Ottomata triaged this task as Medium priority.Jan 16 2018, 7:39 PM

I've found another issue here: for mobile content, redirects are returned by RESTBase with Cache-Control: no-cache. The reason for this is misconfiguration in RESTBase, will be fixed in a moment.

Submitted a PR for RESTBase to fix inconsistencies on RB side: https://github.com/wikimedia/restbase/pull/945

I'm not sure this will completely resolve the issue, cause Varnish might be involved as well.

Stashbot subscribed.

Mentioned in SAL (#wikimedia-operations) [2018-01-18T10:07:52Z] <mobrovac@tin> Started deploy [restbase/deploy@04e7cdb]: Use stable packge names, normalise cache-control headers, update top definition - T184199 T184833 T184541

Mentioned in SAL (#wikimedia-operations) [2018-01-18T10:10:20Z] <mobrovac@tin> Finished deploy [restbase/deploy@04e7cdb]: Use stable packge names, normalise cache-control headers, update top definition - T184199 T184833 T184541 (duration: 02m 29s)

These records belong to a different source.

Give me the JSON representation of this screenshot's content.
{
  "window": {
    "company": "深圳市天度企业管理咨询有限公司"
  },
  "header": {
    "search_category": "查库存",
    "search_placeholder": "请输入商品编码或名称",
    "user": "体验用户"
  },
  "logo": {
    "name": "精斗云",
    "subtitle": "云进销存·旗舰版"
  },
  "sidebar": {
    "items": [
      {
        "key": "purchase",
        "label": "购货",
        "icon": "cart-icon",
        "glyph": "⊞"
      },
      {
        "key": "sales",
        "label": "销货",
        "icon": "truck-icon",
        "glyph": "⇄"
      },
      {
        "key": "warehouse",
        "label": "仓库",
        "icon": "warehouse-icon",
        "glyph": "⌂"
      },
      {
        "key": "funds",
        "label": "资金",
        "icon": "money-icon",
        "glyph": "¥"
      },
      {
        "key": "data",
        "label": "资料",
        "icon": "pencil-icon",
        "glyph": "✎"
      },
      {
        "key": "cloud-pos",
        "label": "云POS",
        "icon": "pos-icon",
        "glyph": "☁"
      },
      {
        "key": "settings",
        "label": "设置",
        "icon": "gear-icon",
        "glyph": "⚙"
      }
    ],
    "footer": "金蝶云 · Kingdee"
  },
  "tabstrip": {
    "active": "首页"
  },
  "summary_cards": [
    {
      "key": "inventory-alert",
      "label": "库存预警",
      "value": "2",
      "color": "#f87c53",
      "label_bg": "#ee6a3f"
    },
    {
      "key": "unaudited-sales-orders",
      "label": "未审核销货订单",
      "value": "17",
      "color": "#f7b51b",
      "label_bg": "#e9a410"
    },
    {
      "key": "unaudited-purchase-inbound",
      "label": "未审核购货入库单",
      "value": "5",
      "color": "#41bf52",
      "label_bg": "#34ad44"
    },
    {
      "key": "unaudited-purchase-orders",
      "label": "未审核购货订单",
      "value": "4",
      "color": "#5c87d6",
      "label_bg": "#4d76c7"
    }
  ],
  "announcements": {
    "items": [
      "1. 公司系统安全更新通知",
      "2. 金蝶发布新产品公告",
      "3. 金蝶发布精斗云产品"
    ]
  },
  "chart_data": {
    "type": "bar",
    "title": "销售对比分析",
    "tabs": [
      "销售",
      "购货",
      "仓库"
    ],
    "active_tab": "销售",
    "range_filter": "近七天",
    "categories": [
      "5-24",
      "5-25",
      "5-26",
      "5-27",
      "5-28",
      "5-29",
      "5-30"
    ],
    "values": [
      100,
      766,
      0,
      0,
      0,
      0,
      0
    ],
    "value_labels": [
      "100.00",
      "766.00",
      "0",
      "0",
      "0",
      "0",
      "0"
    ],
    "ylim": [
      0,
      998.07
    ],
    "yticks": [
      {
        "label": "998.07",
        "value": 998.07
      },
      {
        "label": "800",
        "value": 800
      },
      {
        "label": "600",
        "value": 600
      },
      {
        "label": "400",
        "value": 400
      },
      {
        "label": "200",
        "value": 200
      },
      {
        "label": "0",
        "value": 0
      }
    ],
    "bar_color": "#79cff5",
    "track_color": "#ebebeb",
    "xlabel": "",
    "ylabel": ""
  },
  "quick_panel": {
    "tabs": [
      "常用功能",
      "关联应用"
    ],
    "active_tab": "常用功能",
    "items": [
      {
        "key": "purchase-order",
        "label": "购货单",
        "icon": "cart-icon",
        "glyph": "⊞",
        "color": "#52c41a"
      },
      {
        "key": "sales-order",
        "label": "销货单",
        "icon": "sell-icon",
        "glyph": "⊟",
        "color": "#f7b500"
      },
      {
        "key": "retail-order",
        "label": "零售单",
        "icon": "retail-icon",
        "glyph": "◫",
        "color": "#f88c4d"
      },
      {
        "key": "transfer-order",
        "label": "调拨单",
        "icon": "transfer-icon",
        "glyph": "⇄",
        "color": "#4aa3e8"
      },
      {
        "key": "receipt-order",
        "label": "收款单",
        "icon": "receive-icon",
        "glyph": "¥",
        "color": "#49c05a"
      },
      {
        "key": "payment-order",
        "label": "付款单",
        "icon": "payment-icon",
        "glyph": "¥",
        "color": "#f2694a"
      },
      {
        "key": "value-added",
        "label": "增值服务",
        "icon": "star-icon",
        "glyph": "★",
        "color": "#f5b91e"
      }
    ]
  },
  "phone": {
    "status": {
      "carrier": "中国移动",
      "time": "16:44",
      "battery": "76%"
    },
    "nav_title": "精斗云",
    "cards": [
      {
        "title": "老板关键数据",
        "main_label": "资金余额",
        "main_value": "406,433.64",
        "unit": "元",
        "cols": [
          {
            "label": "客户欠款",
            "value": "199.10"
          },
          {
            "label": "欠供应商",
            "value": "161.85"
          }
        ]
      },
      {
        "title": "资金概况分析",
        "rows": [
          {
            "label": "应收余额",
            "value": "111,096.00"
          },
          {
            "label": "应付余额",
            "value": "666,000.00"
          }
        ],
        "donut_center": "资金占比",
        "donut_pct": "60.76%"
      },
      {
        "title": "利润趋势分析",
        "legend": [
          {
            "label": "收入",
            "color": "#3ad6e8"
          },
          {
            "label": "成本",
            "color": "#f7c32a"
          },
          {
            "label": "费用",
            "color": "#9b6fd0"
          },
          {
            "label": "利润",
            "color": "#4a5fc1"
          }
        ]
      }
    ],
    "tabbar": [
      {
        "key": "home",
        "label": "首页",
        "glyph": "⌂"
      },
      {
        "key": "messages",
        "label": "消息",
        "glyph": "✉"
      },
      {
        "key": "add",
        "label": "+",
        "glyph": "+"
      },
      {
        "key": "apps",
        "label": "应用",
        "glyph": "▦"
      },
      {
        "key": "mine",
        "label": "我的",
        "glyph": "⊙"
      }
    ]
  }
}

Mentioned in SAL (#wikimedia-operations) [2018-01-18T10:12:53Z] <mobrovac@tin> Started deploy [restbase/deploy@5c353f7]: Use stable packge names, normalise cache-control headers, update top definition, take #2 - T184199 T184833 T184541

Mentioned in SAL (#wikimedia-operations) [2018-01-18T10:25:11Z] <mobrovac@tin> Finished deploy [restbase/deploy@5c353f7]: Use stable packge names, normalise cache-control headers, update top definition, take #2 - T184199 T184833 T184541 (duration: 12m 18s)

mobrovac assigned this task to Pchelolo.
mobrovac edited projects, added Services (done); removed Services (watching).

It seems @Pchelolo's normalisation fix did the trick. I cannot reproduce this any more, regardless of whether there is a Varnish hit or miss, so I think it's safe to assume the problem has been fixed. @Dbrant please reopen if you encounter it again.